Tell your computer to type, but pack throat lozenges
April 29, 1997
Web posted at: 10:32 p.m. EDT (0232 GMT)
From Reporter Lisa Price
CHICAGO (CNN) -- Voice-activated computers, precise and easy to use, may alleviate some workplace injuries but may cause others.
Susan Fulton, an administrative assistant with The New York Times, used to live with traditional repetitive strain injuries, or RSI, in her wrists. Then she switched over to the voice-activated computer.
Now, the technology has become "like my servant, and helps me do my work. And I like to show other people what it can do," Fulton said.
Renee Griffith also likes the device. A one-time computer keyboard user, she developed painful RSI symptoms. Now she runs a company, Zephyr Business Services, where employees rely on voice-activated systems.
"It's allowed many of the disabled population to come back to work," Griffith said. "In fact, I've hired a great number of those folks because there's nothing wrong with their brain."
But it seems the technology often credited with helping prevent RSI in the wrists may in fact be causing RSI of another kind.
In order for the computer to recognize commands, the user must speak in a slow, controlled and nearly expressionless voice.

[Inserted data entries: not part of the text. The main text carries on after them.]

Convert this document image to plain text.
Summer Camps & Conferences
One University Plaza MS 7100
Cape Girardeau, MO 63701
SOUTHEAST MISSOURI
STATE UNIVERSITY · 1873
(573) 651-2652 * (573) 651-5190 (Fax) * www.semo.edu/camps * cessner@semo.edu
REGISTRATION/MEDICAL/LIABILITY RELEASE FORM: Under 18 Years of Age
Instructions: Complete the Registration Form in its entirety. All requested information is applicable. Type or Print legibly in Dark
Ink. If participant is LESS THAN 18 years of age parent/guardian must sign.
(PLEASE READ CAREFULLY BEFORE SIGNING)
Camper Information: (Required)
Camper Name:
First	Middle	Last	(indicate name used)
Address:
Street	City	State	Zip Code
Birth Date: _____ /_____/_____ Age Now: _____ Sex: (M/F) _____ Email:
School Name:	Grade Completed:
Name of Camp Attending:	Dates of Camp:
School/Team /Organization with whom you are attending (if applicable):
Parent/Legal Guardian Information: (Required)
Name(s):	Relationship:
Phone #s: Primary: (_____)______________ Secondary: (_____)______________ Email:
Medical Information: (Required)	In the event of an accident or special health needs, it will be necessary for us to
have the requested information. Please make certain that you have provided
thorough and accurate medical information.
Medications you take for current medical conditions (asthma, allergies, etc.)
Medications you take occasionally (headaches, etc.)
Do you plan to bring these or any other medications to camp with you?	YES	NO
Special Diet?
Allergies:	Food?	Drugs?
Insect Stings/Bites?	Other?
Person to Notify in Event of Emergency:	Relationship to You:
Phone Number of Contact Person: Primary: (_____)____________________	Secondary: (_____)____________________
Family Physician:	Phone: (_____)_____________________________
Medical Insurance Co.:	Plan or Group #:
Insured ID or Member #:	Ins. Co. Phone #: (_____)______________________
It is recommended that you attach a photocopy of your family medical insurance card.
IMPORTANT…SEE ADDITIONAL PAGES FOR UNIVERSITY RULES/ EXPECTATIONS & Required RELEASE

It's a style of delivery that can place strain on the vocal cord muscles in much the same way repetitive action at a keyboard might strain tendons or muscles in the arm or wrist.
A formal study about such complaints is still under way. In the meantime, experts say, go slow, and try the product before buying it.
"You have a sore throat and then a dry throat, and then your voice cuts out. And then you go off it, and you're OK," said Lois Singer, a speech language pathologist.
"It's an unnatural way to speak, and if you do something unnatural for an extended period of time you're going to get into a misuse/abuse problem," Singer said.